Low Coolant May Not Always Indicate a Leak in Your Radiator
Newer vehicles use long-life radiator coolant that is specially formulated to last up to 150,000 miles or five years in-between changes. You still need to check the system as neglecting the cooling system is not a good idea. According to the US Department of Transportation, the leading cause of mechanical breakdowns on the highway is attributed to cooling system failure.
NOTE: If you have an older vehicle that used conventional antifreeze in the cooling system, be aware that this fluid needs to be changed every two years or 30,000 miles instead of the new five-year standard. This replaces the corrosion inhibitors that get depleted.
By checking the coolant level, including the strength and condition on a regular basis, you will know early if there is a problem. This will also help to minimize the risk of overheating and the many other possible problems caused by worn-out or diluted coolant.
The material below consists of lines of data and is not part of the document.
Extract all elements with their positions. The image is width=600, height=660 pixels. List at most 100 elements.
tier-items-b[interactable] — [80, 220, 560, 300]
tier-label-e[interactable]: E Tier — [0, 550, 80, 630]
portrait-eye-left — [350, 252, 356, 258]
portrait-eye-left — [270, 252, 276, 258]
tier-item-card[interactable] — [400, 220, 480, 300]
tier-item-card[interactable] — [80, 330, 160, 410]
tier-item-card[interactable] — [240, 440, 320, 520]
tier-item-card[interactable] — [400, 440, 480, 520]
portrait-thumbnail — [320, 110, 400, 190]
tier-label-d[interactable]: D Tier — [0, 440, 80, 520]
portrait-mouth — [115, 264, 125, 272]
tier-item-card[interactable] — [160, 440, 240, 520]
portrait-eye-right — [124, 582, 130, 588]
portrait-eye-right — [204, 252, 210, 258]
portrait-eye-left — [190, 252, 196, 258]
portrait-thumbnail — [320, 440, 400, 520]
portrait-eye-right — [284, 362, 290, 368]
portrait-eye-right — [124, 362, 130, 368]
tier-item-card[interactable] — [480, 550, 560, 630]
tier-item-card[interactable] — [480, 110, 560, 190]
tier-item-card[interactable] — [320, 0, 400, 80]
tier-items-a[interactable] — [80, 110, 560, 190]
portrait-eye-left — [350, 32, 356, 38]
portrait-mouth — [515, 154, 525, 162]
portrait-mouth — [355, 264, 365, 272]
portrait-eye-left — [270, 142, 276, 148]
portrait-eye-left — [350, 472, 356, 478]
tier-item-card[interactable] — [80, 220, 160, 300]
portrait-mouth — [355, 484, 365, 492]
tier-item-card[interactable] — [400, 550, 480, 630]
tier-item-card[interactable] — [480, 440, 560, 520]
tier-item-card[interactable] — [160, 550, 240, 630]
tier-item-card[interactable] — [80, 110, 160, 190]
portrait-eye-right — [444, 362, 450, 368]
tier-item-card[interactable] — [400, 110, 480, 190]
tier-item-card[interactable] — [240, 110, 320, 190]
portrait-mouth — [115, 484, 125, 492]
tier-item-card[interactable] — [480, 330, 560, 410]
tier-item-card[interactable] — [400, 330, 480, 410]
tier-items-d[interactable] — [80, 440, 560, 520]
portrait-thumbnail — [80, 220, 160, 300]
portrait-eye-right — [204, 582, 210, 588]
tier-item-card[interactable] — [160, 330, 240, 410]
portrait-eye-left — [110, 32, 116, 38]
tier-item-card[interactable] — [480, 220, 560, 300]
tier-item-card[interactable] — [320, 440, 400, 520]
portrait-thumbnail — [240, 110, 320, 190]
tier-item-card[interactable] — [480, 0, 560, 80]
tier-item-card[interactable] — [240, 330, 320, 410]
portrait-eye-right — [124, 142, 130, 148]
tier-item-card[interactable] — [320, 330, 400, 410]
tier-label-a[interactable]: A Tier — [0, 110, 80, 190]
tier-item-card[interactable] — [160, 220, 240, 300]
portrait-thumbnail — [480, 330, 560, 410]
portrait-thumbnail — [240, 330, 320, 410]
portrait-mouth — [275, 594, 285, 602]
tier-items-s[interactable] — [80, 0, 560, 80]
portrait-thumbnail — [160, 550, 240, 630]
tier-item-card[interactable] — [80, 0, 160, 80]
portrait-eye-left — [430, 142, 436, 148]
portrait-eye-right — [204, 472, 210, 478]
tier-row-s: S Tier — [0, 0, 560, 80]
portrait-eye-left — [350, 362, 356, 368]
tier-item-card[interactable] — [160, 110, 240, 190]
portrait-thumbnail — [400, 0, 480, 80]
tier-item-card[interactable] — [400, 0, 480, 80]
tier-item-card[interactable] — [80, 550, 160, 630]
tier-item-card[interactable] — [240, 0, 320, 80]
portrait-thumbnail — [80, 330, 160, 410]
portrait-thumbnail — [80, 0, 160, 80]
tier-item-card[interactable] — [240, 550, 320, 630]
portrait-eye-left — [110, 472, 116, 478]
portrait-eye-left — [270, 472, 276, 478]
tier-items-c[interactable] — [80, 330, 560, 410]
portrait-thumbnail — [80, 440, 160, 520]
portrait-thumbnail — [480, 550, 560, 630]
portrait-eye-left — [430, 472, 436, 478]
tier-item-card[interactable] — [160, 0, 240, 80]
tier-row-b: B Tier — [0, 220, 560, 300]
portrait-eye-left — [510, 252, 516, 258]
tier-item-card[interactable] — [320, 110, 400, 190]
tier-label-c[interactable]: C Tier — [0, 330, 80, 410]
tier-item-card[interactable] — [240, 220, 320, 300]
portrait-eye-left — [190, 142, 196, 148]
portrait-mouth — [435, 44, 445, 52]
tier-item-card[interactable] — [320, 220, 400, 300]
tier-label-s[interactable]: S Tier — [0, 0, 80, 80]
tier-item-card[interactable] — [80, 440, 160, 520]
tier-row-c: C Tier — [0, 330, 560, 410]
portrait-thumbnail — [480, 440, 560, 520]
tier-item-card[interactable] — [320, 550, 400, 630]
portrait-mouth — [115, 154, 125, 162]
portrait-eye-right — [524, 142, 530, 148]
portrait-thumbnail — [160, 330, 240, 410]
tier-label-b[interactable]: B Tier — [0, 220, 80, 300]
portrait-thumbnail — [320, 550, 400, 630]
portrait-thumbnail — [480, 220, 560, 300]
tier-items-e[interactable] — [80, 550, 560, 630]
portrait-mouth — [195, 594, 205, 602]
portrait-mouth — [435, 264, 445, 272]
Regardless of how new or old the coolant is, leaks can happen any time. Usually but not always, if the coolant is low, the system has a leak. The hoses, gaskets and seals are particularly bad for leakage as they age. The radiator and heater core have similar problems. Any leak needs to be found and fixed as soon as possible.
Just because your coolant light comes on, that doesn't mean you have a leak. There can be many possibilities. The first thing to do would be to check if your coolant is actually low.